「第十三話」『刹那剣』
「いやはや、驚いた」
吹き飛ばされたスクルドとやらが、森の奥から出てくる。先程切り刻まれたはずの身体はちこそ付着してはいるものの、痛がる様子や傷があるようには見えなかった。
血に濡れた白装束を眺めながら、スクルドは笑った。
「まさか君が騎士団とつるんでいたとは、ね。視えていたとはいえ、やはり信じられんなぁ……魔物が魔物を殺し回っているというのは」
「っ……俺は人間だ、お前らみたいなバケモノと同じにすんじゃねぇ!」
「ほう、バケモノか。そうだな、君から見れば私達は──」
言いかけたところで、スクルドの口の両端が一閃される。血を垂れ流した直後、彼女は俺を……いいや、正確には剣を振るってきたティルを睨みつけていた。
「悪いけど」
「──ッ」
スクルドが構えようとしたタイミングで、ティルは既に懐に潜り込んでいた。
「ッ!?」
「あなたのお喋りに付き合うつもりはないから」
振るわれる剣、それを弾くナイフ。しかし弾かれると同時に二閃、三閃と斬撃を見舞われている。速すぎて、反撃をする前に何度も斬られているのがなんとなく見えた。
「強い……!」
だが見えるだけだ、俺はあの速度で動けない。仮に暴走覚悟で魔物の力を最大開放したところで、ものの一瞬で切り刻まれておしまいだということが分かる。

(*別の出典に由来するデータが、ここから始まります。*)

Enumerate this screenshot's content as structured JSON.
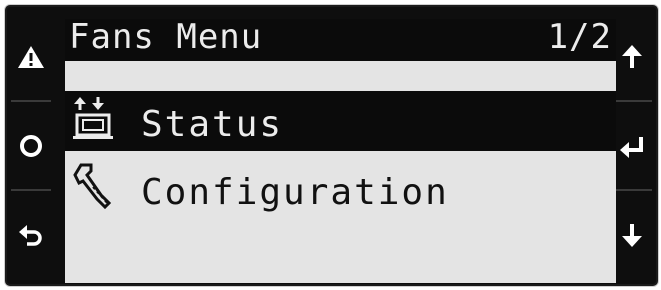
{
  "screen": {
    "title": "Fans Menu",
    "page_indicator": "1/2"
  },
  "menu": {
    "items": [
      {
        "label": "Status",
        "icon": "status-icon",
        "selected": true
      },
      {
        "label": "Configuration",
        "icon": "wrench-icon",
        "selected": false
      }
    ]
  },
  "keys": {
    "left": [
      "alarm-key",
      "program-key",
      "escape-key"
    ],
    "right": [
      "up-key",
      "enter-key",
      "down-key"
    ]
  },
  "colors": {
    "lcd_background": "#e4e4e4",
    "inverse": "#0b0b0b",
    "bezel": "#0e0e0e"
  }
}
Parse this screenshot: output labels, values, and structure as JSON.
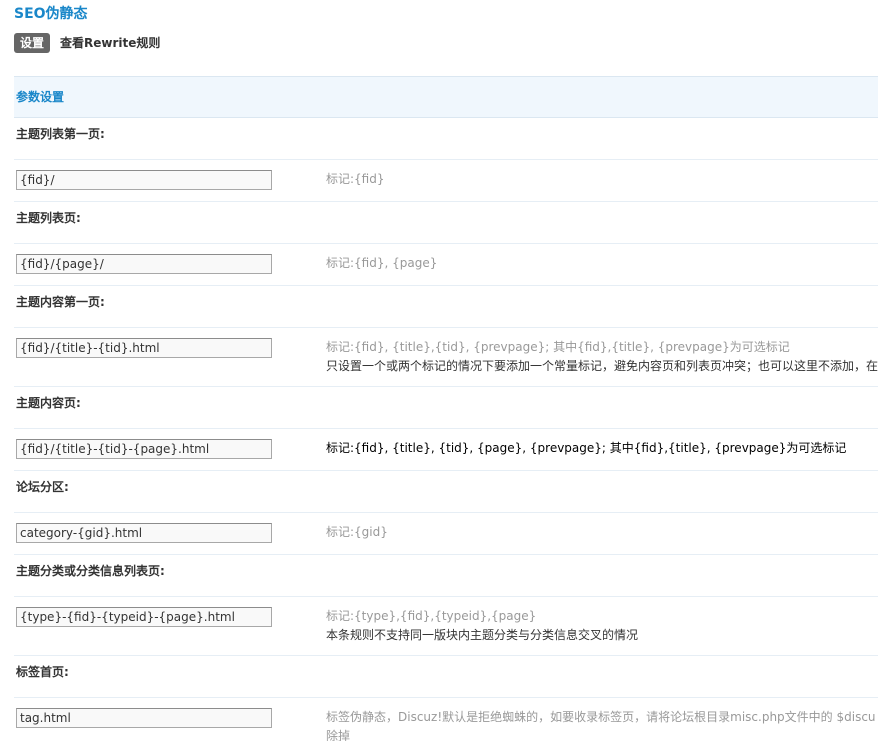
{
  "page": {
    "title": "SEO伪静态"
  },
  "tabs": [
    {
      "label": "设置",
      "active": true
    },
    {
      "label": "查看Rewrite规则",
      "active": false
    }
  ],
  "section": {
    "title": "参数设置"
  },
  "rules": [
    {
      "label": "主题列表第一页:",
      "value": "{fid}/",
      "hint": "标记:{fid}",
      "hint2": ""
    },
    {
      "label": "主题列表页:",
      "value": "{fid}/{page}/",
      "hint": "标记:{fid}, {page}",
      "hint2": ""
    },
    {
      "label": "主题内容第一页:",
      "value": "{fid}/{title}-{tid}.html",
      "hint": "标记:{fid}, {title},{tid}, {prevpage}; 其中{fid},{title}, {prevpage}为可选标记",
      "hint2": "只设置一个或两个标记的情况下要添加一个常量标记，避免内容页和列表页冲突；也可以这里不添加，在"
    },
    {
      "label": "主题内容页:",
      "value": "{fid}/{title}-{tid}-{page}.html",
      "hint": "标记:{fid}, {title}, {tid}, {page}, {prevpage}; 其中{fid},{title}, {prevpage}为可选标记",
      "hint2": ""
    },
    {
      "label": "论坛分区:",
      "value": "category-{gid}.html",
      "hint": "标记:{gid}",
      "hint2": ""
    },
    {
      "label": "主题分类或分类信息列表页:",
      "value": "{type}-{fid}-{typeid}-{page}.html",
      "hint": "标记:{type},{fid},{typeid},{page}",
      "hint2": "本条规则不支持同一版块内主题分类与分类信息交叉的情况"
    },
    {
      "label": "标签首页:",
      "value": "tag.html",
      "hint": "标签伪静态，Discuz!默认是拒绝蜘蛛的，如要收录标签页，请将论坛根目录misc.php文件中的 $discu",
      "hint2": "除掉"
    }
  ],
  "colors": {
    "accent": "#1a87c9",
    "section_bg": "#f0f7fd",
    "hint": "#999999",
    "tab_active_bg": "#666666"
  }
}
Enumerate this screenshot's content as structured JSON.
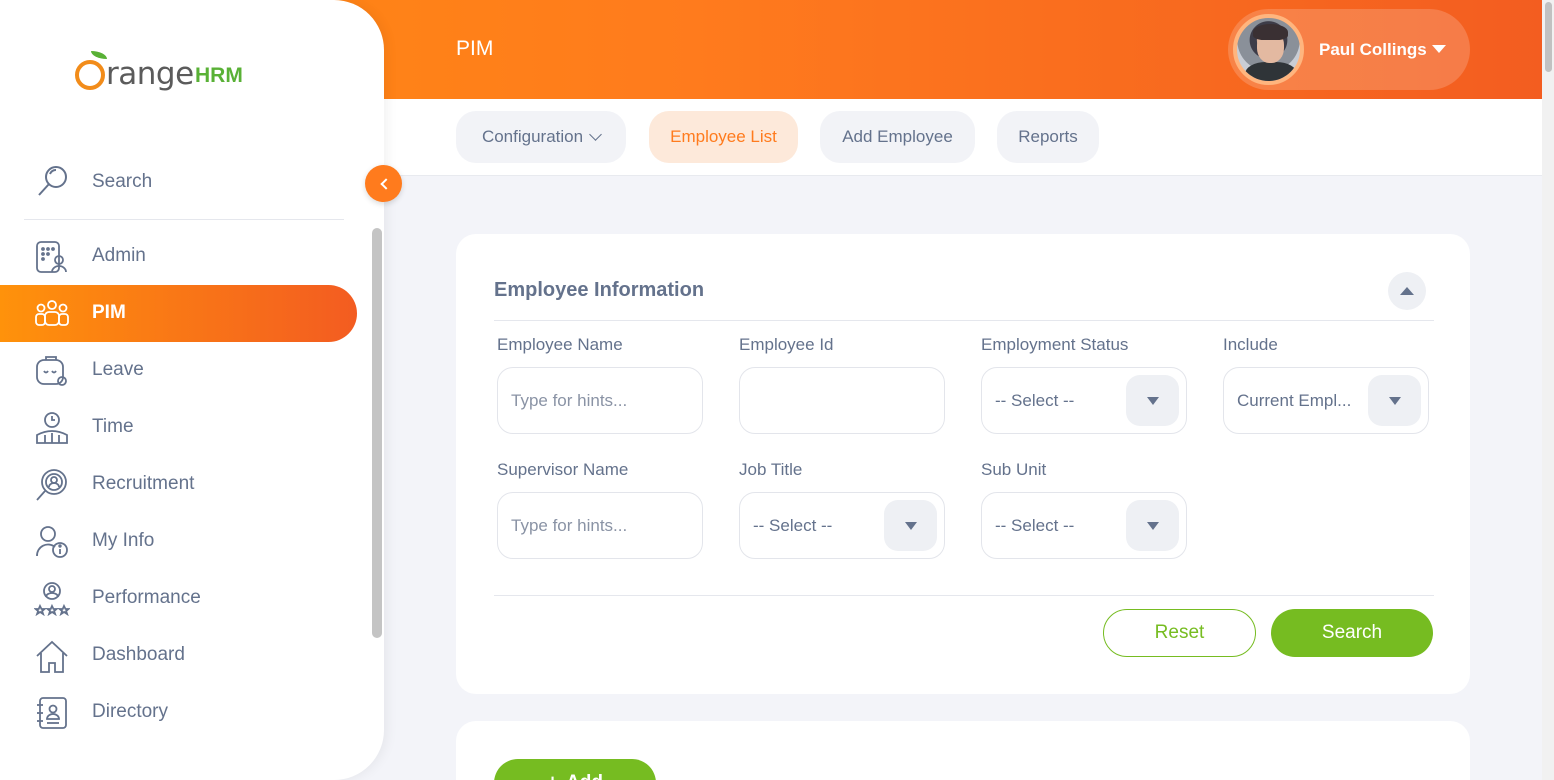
{
  "header": {
    "title": "PIM",
    "user_name": "Paul Collings"
  },
  "tabs": [
    {
      "label": "Configuration",
      "active": false,
      "has_dropdown": true
    },
    {
      "label": "Employee List",
      "active": true,
      "has_dropdown": false
    },
    {
      "label": "Add Employee",
      "active": false,
      "has_dropdown": false
    },
    {
      "label": "Reports",
      "active": false,
      "has_dropdown": false
    }
  ],
  "sidebar": {
    "logo_text": "range",
    "logo_suffix": "HRM",
    "search_label": "Search",
    "items": [
      {
        "label": "Admin",
        "icon": "admin-icon",
        "active": false
      },
      {
        "label": "PIM",
        "icon": "pim-icon",
        "active": true
      },
      {
        "label": "Leave",
        "icon": "leave-icon",
        "active": false
      },
      {
        "label": "Time",
        "icon": "time-icon",
        "active": false
      },
      {
        "label": "Recruitment",
        "icon": "recruitment-icon",
        "active": false
      },
      {
        "label": "My Info",
        "icon": "my-info-icon",
        "active": false
      },
      {
        "label": "Performance",
        "icon": "performance-icon",
        "active": false
      },
      {
        "label": "Dashboard",
        "icon": "dashboard-icon",
        "active": false
      },
      {
        "label": "Directory",
        "icon": "directory-icon",
        "active": false
      }
    ]
  },
  "filter": {
    "title": "Employee Information",
    "employee_name": {
      "label": "Employee Name",
      "placeholder": "Type for hints...",
      "value": ""
    },
    "employee_id": {
      "label": "Employee Id",
      "value": ""
    },
    "employment_status": {
      "label": "Employment Status",
      "value": "-- Select --"
    },
    "include": {
      "label": "Include",
      "value": "Current Empl..."
    },
    "supervisor_name": {
      "label": "Supervisor Name",
      "placeholder": "Type for hints...",
      "value": ""
    },
    "job_title": {
      "label": "Job Title",
      "value": "-- Select --"
    },
    "sub_unit": {
      "label": "Sub Unit",
      "value": "-- Select --"
    },
    "reset_label": "Reset",
    "search_label": "Search"
  },
  "list": {
    "add_label": "Add"
  },
  "colors": {
    "accent": "#ff7b1d",
    "brand_green": "#76bc21",
    "text": "#64728c"
  }
}
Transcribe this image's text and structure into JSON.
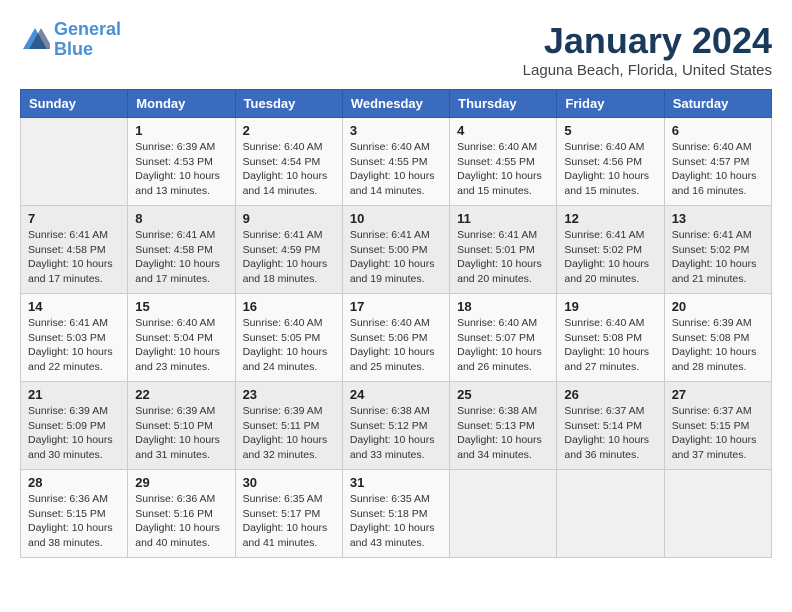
{
  "header": {
    "logo_line1": "General",
    "logo_line2": "Blue",
    "main_title": "January 2024",
    "subtitle": "Laguna Beach, Florida, United States"
  },
  "days_of_week": [
    "Sunday",
    "Monday",
    "Tuesday",
    "Wednesday",
    "Thursday",
    "Friday",
    "Saturday"
  ],
  "weeks": [
    [
      {
        "day": "",
        "info": ""
      },
      {
        "day": "1",
        "info": "Sunrise: 6:39 AM\nSunset: 4:53 PM\nDaylight: 10 hours\nand 13 minutes."
      },
      {
        "day": "2",
        "info": "Sunrise: 6:40 AM\nSunset: 4:54 PM\nDaylight: 10 hours\nand 14 minutes."
      },
      {
        "day": "3",
        "info": "Sunrise: 6:40 AM\nSunset: 4:55 PM\nDaylight: 10 hours\nand 14 minutes."
      },
      {
        "day": "4",
        "info": "Sunrise: 6:40 AM\nSunset: 4:55 PM\nDaylight: 10 hours\nand 15 minutes."
      },
      {
        "day": "5",
        "info": "Sunrise: 6:40 AM\nSunset: 4:56 PM\nDaylight: 10 hours\nand 15 minutes."
      },
      {
        "day": "6",
        "info": "Sunrise: 6:40 AM\nSunset: 4:57 PM\nDaylight: 10 hours\nand 16 minutes."
      }
    ],
    [
      {
        "day": "7",
        "info": "Sunrise: 6:41 AM\nSunset: 4:58 PM\nDaylight: 10 hours\nand 17 minutes."
      },
      {
        "day": "8",
        "info": "Sunrise: 6:41 AM\nSunset: 4:58 PM\nDaylight: 10 hours\nand 17 minutes."
      },
      {
        "day": "9",
        "info": "Sunrise: 6:41 AM\nSunset: 4:59 PM\nDaylight: 10 hours\nand 18 minutes."
      },
      {
        "day": "10",
        "info": "Sunrise: 6:41 AM\nSunset: 5:00 PM\nDaylight: 10 hours\nand 19 minutes."
      },
      {
        "day": "11",
        "info": "Sunrise: 6:41 AM\nSunset: 5:01 PM\nDaylight: 10 hours\nand 20 minutes."
      },
      {
        "day": "12",
        "info": "Sunrise: 6:41 AM\nSunset: 5:02 PM\nDaylight: 10 hours\nand 20 minutes."
      },
      {
        "day": "13",
        "info": "Sunrise: 6:41 AM\nSunset: 5:02 PM\nDaylight: 10 hours\nand 21 minutes."
      }
    ],
    [
      {
        "day": "14",
        "info": "Sunrise: 6:41 AM\nSunset: 5:03 PM\nDaylight: 10 hours\nand 22 minutes."
      },
      {
        "day": "15",
        "info": "Sunrise: 6:40 AM\nSunset: 5:04 PM\nDaylight: 10 hours\nand 23 minutes."
      },
      {
        "day": "16",
        "info": "Sunrise: 6:40 AM\nSunset: 5:05 PM\nDaylight: 10 hours\nand 24 minutes."
      },
      {
        "day": "17",
        "info": "Sunrise: 6:40 AM\nSunset: 5:06 PM\nDaylight: 10 hours\nand 25 minutes."
      },
      {
        "day": "18",
        "info": "Sunrise: 6:40 AM\nSunset: 5:07 PM\nDaylight: 10 hours\nand 26 minutes."
      },
      {
        "day": "19",
        "info": "Sunrise: 6:40 AM\nSunset: 5:08 PM\nDaylight: 10 hours\nand 27 minutes."
      },
      {
        "day": "20",
        "info": "Sunrise: 6:39 AM\nSunset: 5:08 PM\nDaylight: 10 hours\nand 28 minutes."
      }
    ],
    [
      {
        "day": "21",
        "info": "Sunrise: 6:39 AM\nSunset: 5:09 PM\nDaylight: 10 hours\nand 30 minutes."
      },
      {
        "day": "22",
        "info": "Sunrise: 6:39 AM\nSunset: 5:10 PM\nDaylight: 10 hours\nand 31 minutes."
      },
      {
        "day": "23",
        "info": "Sunrise: 6:39 AM\nSunset: 5:11 PM\nDaylight: 10 hours\nand 32 minutes."
      },
      {
        "day": "24",
        "info": "Sunrise: 6:38 AM\nSunset: 5:12 PM\nDaylight: 10 hours\nand 33 minutes."
      },
      {
        "day": "25",
        "info": "Sunrise: 6:38 AM\nSunset: 5:13 PM\nDaylight: 10 hours\nand 34 minutes."
      },
      {
        "day": "26",
        "info": "Sunrise: 6:37 AM\nSunset: 5:14 PM\nDaylight: 10 hours\nand 36 minutes."
      },
      {
        "day": "27",
        "info": "Sunrise: 6:37 AM\nSunset: 5:15 PM\nDaylight: 10 hours\nand 37 minutes."
      }
    ],
    [
      {
        "day": "28",
        "info": "Sunrise: 6:36 AM\nSunset: 5:15 PM\nDaylight: 10 hours\nand 38 minutes."
      },
      {
        "day": "29",
        "info": "Sunrise: 6:36 AM\nSunset: 5:16 PM\nDaylight: 10 hours\nand 40 minutes."
      },
      {
        "day": "30",
        "info": "Sunrise: 6:35 AM\nSunset: 5:17 PM\nDaylight: 10 hours\nand 41 minutes."
      },
      {
        "day": "31",
        "info": "Sunrise: 6:35 AM\nSunset: 5:18 PM\nDaylight: 10 hours\nand 43 minutes."
      },
      {
        "day": "",
        "info": ""
      },
      {
        "day": "",
        "info": ""
      },
      {
        "day": "",
        "info": ""
      }
    ]
  ]
}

再生も追いつかないレベルのスピードで、スクルドは刻まれていた。
「見事な、剣捌きだ。視えているのに、身体が、追いつかないのは……何年ぶりだろうか」
即座に再生、それを上回る斬撃。それらを繰り返しながらも、スクルドは喋る。痛みを感じていないのだろうか? どこか笑っているようにも見えた。──金属音。藻掻くように振るったナイフが、ティルを後方に退かせた。
荒い息を吐きながら、スクルドは言う。
「流石は王国最強の聖騎士だな。『刹那剣』の名は伊達ではないようだ」
考えるような仕草。スクルドは再び笑った。
「今日の私はツイてない。盗まれた薬を追っていたら予言の厄災がいるわ、それを片付けようと思ったら最強の聖騎士ときた……今日のところは、帰らせてもらうよ」
「逃がさないッ!」
「ああ、そうそう」
振るわれたティルの剣は、虚空を裂いた。誰もいない空間、つい一瞬前まではスクルドがいたはずのそこには、ただただ虚空が在った。──誰もいないはずの森に、声だけが響く。
──彼は元気にやってるから、安心するといいさ──
「……」
圧勝、一撃も喰らわずに得た勝利。
しかしティルの額は汗で濡れていた。その横顔が、まるで得体の知れない何かを見たような鬼気迫ったものであったことに……俺は違和感を感じざるを得なかった。